Cannage XO, 2020
Black Rattan, steam beant table base by Derek Hennigar
Confessions of a shameless chair nerd. I am a 4th generation chair caner, an archivist, and an ambassador of the craft of Chair Caning & Seat Weaving. I have woven thousands of chairs with stories to tell. They are personal and functional, a snapshot in time and of the people who use them. I made it my mission to cull obscure information (from paintings, mentions in decorative arts case studies, images in books and on tv) and incorporate this unofficial history into my weaving classes. From Mid-Century Scandinavia to Middle Kingdom Egypt, woven chairs’ fascinating history is often overlooked in a piece of furniture used every day.
Weaving Tradition in New Designs. An infinite variety of patterns, materials, shapes, and construction elements are represented in this traditional craft. A comprehensive education is a decades-long endeavor. Woven chairs are trending in a big way in the 21st century. People are hungry to make, learn, and innovate. This caned table base is the result of a collaboration with Derek Hennigar of Ordinary Furniture for the Inspiration exhibit at the Folk Art Center in Asheville, NC. I love that it is not a chair.
Made of steam bent laminate oak, I thought that dyed black rattan would look posh and break with tradition as Derek has done with his tables. The vertically oriented 6-way pattern reminds me of a corset, a throwback to history in a very contemporary design. I was challenged by the curves themselves and bridging of each side with a central panel. I am immensely gratified that the suspended pattern was executed without losing the integrity of the traditional 6-way pattern. I love how the four panels of cane are separate yet continuous. I want to see what other impossible shapes can be caned.

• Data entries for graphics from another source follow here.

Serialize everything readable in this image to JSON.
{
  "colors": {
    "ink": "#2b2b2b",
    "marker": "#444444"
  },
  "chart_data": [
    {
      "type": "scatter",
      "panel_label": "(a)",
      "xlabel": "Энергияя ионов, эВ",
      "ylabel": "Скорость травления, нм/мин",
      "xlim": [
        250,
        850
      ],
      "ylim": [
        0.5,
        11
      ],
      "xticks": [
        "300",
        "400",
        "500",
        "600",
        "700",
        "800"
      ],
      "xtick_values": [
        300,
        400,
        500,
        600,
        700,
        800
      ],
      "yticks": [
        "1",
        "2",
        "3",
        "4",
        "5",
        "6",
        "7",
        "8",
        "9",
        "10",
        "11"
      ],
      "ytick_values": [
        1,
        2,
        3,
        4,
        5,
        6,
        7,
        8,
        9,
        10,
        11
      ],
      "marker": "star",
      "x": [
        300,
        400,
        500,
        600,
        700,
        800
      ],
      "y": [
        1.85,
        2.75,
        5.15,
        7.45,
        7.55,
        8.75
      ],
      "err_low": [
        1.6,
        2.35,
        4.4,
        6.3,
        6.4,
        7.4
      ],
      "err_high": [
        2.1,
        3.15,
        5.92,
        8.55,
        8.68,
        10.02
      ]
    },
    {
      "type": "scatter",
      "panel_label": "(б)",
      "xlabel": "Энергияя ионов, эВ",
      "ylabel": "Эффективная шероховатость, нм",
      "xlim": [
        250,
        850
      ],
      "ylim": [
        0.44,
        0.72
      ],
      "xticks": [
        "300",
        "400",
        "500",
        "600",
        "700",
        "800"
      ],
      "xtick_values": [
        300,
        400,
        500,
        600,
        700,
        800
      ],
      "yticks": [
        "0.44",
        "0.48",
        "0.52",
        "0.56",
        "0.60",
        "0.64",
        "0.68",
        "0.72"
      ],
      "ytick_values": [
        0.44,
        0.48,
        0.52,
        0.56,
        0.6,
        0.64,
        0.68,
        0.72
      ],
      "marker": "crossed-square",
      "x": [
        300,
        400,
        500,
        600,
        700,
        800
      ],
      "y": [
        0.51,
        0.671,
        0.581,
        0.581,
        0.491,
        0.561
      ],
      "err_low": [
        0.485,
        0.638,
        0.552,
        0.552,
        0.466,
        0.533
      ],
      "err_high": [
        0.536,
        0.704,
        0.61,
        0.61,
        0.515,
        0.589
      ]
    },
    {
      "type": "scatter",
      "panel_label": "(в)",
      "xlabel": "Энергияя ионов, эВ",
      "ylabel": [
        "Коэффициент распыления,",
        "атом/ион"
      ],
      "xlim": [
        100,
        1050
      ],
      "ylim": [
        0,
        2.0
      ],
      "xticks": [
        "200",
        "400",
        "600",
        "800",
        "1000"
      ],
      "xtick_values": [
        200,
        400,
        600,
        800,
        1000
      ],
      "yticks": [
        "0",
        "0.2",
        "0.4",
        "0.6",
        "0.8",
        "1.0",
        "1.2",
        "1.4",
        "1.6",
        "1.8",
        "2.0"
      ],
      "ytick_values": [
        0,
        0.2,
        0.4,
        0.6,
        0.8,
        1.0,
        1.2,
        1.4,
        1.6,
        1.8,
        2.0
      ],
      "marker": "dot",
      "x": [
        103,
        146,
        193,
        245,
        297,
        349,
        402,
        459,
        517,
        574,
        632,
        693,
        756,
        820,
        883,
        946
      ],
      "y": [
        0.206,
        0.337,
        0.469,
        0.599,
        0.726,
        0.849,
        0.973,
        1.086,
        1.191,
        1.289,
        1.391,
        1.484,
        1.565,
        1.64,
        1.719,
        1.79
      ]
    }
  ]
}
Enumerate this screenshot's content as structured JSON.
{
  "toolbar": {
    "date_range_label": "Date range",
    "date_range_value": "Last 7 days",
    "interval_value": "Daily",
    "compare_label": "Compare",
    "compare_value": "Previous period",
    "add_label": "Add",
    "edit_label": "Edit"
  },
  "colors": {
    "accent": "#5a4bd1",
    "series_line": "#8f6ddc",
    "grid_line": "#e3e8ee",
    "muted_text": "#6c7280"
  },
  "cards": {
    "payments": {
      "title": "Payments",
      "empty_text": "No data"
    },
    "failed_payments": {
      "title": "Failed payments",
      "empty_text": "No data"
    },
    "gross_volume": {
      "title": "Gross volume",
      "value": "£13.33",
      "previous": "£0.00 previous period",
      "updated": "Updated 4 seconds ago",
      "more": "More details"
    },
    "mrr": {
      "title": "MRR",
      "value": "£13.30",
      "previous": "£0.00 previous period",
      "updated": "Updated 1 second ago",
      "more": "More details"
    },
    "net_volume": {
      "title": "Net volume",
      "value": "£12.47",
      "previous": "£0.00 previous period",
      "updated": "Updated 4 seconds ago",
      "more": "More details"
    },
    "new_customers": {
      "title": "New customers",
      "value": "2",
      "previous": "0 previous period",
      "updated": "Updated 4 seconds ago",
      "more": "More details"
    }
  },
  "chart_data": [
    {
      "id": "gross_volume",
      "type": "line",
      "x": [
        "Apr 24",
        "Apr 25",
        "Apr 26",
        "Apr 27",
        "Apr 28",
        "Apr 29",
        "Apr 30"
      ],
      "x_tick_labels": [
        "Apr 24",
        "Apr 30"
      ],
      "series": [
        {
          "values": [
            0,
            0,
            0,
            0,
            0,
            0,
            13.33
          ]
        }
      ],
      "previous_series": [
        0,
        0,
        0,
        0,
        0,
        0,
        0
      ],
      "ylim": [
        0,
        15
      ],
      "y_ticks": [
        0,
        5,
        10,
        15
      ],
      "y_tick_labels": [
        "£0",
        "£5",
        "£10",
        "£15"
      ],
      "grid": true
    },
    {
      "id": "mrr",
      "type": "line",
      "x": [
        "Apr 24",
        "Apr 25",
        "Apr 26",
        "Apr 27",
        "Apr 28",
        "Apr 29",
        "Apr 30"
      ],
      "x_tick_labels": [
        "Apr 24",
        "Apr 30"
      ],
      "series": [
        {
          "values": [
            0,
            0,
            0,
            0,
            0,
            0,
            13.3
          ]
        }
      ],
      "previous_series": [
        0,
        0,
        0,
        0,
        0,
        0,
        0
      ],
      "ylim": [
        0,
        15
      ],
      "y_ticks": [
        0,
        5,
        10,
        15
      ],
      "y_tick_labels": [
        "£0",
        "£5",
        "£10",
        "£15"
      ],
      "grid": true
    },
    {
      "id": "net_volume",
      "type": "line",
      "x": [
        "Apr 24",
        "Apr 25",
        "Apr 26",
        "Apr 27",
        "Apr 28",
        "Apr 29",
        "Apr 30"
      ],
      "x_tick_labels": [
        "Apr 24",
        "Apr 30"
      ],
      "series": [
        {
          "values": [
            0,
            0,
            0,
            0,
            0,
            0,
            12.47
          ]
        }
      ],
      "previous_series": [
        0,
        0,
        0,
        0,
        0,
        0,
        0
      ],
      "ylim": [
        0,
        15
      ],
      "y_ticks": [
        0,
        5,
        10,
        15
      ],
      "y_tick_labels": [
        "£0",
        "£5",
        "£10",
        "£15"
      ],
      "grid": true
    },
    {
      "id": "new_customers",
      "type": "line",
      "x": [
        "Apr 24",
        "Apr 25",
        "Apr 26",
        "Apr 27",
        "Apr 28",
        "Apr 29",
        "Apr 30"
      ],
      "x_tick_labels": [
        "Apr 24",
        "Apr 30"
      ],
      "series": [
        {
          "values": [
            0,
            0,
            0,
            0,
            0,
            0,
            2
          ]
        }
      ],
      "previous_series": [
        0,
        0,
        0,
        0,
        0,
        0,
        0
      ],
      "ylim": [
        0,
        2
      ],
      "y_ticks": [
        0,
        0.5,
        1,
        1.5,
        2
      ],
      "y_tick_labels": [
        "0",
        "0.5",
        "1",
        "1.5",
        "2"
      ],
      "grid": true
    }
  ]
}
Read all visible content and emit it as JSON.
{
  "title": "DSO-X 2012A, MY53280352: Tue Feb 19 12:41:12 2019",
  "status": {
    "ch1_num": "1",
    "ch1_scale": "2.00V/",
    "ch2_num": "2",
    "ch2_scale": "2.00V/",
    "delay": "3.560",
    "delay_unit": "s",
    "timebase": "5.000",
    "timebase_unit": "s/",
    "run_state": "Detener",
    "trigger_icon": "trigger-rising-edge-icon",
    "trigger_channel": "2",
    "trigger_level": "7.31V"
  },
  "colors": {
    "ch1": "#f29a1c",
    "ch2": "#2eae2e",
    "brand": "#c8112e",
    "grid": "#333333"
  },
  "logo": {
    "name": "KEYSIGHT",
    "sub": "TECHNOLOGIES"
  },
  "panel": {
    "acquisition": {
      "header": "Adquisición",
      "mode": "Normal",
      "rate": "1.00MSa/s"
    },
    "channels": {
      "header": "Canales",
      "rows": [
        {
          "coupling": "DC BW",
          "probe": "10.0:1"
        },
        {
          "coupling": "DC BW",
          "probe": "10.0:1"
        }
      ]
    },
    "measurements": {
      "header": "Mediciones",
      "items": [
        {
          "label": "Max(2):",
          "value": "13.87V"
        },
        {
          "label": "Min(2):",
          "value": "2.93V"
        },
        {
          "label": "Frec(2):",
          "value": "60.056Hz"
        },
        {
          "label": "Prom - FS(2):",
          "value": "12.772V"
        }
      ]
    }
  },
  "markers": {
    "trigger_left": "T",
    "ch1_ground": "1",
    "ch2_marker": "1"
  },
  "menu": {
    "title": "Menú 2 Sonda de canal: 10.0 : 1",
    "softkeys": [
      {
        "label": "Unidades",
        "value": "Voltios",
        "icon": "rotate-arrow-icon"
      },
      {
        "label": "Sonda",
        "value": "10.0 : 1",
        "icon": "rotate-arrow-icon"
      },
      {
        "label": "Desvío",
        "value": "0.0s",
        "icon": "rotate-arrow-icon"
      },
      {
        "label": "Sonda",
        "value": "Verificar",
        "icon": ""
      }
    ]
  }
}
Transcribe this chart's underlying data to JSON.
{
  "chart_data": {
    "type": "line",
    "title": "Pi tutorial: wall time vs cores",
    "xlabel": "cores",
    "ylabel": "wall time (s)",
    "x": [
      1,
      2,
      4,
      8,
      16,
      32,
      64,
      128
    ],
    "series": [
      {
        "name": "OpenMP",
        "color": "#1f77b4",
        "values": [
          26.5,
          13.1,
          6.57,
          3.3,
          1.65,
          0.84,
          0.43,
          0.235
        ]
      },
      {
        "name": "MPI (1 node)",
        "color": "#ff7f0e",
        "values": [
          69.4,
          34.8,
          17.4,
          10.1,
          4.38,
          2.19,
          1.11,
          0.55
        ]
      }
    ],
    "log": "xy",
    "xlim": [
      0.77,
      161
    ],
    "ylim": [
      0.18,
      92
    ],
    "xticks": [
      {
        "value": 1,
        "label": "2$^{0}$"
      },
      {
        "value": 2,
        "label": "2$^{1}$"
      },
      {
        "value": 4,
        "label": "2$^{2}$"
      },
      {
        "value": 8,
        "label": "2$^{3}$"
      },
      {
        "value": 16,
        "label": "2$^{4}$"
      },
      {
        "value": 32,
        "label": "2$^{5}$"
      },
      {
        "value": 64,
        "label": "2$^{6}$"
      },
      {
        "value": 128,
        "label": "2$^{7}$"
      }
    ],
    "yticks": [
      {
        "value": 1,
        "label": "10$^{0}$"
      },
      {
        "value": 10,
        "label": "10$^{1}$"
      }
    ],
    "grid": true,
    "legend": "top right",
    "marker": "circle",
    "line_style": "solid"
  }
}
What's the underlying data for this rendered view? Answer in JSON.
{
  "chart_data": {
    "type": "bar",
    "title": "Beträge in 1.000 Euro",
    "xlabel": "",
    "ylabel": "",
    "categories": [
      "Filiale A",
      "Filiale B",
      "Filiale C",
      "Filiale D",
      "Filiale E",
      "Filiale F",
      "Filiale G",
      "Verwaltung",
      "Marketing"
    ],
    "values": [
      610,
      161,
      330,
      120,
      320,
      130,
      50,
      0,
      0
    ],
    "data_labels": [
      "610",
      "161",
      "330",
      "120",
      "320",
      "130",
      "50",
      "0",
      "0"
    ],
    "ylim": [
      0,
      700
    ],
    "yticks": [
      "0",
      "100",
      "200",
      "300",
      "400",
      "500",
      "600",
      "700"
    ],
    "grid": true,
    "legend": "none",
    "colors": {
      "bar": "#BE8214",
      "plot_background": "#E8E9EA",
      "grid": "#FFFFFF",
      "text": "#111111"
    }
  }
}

Silver River Center for Chair Caning is an Official Education Center of the Southern Highland Craft Guild. Brandy Clements & Dave Klingler created a chair caning museum and school to educate the masses and to show the diversity of the ancient and global craft. They attend conferences to learn the academic side of chair history and design and they travel across the US & UK to study in museums and with contemporary craftspeople. They demonstrate at galleries, museums, schools, conferences, and craft shows, as well as daily in their River Arts District studio. Classes are available online, in person at Silver River, and on location at esteemed venues like Arrowmont and John C. Campbell Folk School. They teach kids, adults, and unsuspecting strangers who find themselves in their presence.